In San Diego, Big Rig could be taken to school by the #2-ranked eater, Kevin “The Lion” Kordalski, 20, a communications major from the College at Wooster, an hour from Cleveland, Ohio. Relatively unaccomplished in his high school years, the Lion first roared during Spring Break ’08, when he so impressed his friends with his prodigious eating that they searched the internet for eating contests he could enter. A year later, the Lion’s resume includes 2 pounds of brownies in 6 minutes, 13 hamburgers in 8 minutes (a breakout winning performance that put him on the map), 3 pounds of Peorgies in 3 minutes, 9 pulled-pork sandwiches in 8 minutes, and 20 sliders in 8 minutes at his first international contest in Toronto, Canada, where he took 3rd.

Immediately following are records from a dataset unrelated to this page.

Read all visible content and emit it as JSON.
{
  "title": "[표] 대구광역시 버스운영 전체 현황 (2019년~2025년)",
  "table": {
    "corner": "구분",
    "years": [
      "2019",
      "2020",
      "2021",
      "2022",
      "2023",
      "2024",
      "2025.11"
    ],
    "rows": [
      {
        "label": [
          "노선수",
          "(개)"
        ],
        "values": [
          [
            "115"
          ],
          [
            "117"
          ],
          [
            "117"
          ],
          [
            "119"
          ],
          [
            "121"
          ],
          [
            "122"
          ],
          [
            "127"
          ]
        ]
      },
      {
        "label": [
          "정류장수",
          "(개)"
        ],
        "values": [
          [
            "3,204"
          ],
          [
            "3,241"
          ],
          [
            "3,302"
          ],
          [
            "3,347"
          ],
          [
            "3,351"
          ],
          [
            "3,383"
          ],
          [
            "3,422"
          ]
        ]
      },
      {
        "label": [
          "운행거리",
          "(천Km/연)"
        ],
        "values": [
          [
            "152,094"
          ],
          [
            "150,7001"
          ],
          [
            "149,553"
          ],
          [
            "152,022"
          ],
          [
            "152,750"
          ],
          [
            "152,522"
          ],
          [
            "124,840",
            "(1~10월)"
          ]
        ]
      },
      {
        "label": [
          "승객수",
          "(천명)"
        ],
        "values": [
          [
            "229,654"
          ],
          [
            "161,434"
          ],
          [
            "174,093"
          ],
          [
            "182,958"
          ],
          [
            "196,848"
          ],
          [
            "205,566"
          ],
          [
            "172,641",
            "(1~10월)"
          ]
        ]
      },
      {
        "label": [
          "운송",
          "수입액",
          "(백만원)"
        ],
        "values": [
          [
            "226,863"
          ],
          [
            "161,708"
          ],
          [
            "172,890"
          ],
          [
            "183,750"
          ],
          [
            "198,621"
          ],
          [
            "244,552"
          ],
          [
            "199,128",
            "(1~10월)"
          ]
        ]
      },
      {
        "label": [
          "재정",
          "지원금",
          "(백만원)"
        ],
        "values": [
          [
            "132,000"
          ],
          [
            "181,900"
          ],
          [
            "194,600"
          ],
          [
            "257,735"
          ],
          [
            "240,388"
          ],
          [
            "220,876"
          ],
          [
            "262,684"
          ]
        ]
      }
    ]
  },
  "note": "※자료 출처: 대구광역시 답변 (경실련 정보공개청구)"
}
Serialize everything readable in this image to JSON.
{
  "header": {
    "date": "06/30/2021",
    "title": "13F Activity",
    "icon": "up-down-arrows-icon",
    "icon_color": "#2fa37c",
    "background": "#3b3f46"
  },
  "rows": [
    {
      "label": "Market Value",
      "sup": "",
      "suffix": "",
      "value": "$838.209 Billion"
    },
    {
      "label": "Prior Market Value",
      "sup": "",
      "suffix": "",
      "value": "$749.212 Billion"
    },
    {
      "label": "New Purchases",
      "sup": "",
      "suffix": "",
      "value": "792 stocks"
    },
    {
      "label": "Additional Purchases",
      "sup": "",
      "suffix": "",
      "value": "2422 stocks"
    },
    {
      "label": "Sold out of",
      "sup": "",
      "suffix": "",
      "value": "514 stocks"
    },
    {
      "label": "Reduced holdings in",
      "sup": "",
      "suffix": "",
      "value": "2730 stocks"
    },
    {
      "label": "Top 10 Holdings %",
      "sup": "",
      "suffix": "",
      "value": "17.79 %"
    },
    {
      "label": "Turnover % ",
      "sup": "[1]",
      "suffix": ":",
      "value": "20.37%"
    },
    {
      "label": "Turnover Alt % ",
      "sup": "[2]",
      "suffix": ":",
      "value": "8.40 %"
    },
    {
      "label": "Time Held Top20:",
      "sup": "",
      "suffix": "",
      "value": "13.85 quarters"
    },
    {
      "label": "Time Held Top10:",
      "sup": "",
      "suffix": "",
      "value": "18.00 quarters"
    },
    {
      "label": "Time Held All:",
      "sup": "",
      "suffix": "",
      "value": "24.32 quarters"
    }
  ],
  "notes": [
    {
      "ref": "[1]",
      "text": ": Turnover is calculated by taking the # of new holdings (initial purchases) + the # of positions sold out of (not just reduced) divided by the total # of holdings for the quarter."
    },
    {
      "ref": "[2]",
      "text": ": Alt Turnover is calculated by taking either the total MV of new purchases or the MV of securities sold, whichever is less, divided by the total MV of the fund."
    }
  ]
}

The secret to his success? “It’s all about rhythm,” he explains. “I begin building up my capacity by doubling and tripling my food intake several weeks before a contest. Then, on game day, I start slow and speed up. And—on yeah— I work out.”
That means running 30 minutes a day and weight lifting several times a week. That exercise obsession has given the Lion what may be the ironic distinction in the history of competitive eating: He may be the only competitive eater ever to get smaller as his food fame expands. You see, year ago, the 6-footer weighed 230. Now he’s 210.
“I have to thank my mom for that,” he says. “She came to one of my contests last year and said, ‘If this is going to continue, you are going to have to join a gym.’ I did. And I thank her every day for getting me on the right track.”
Getting on the right track later in life is the prohibitive favorite at the Alt Games, William “The Champ” Millender, 28, a 6-foot-2, 380-pounder who is working for an AA degree in liberal arts from Brooklyn’s Kingsborough Community College. Disgusted with his lack of direction as “a miserable 500-pound slacker working in a video store,” Millender did a U-turn. He lost 100 pounds walking from Boston to Pennsylvania on ABC’s “Fat March” reality weight-loss show, scored a healthier (he says) job at Ben & Jerry’s ice cream, and enrolled in college. With a PR of 50 chicken wings in five minutes and 25,000 calories worth of the Greek pasta luka made in one setting, Millender won $2000 last year in eating contests and gained his nickname, “The Champ.” He dreams of getting down to 280 pounds.
In competition, The Champ says he can eat anything that is set down before him and foresees no problem with the Mac-and-Cheese balls—“although I know that they’re the worst thing you can do to your body,” he admits. Bunking with Big Rig in San Diego gives him a mental edge, he says. “Age isn’t the advantage; experience is. And I’ve got more contests under my belt than most of them.”
Arnie Chapman, All Pro Eating’s Chief Lunatic, feels spectators at Wave House this Saturday will be in for a treat: someone who might well dominate competitive eating for years.
“There has been a youth movement the last few years,” he said. “It used to be guys in their 30s. Now, younger guys are starting to dominate the game.”
The future of competitive eating will be going mano-a-mano and mouth-to-mouth with Mac and Cheese out at Wave House. Put down your corn chips and check it out.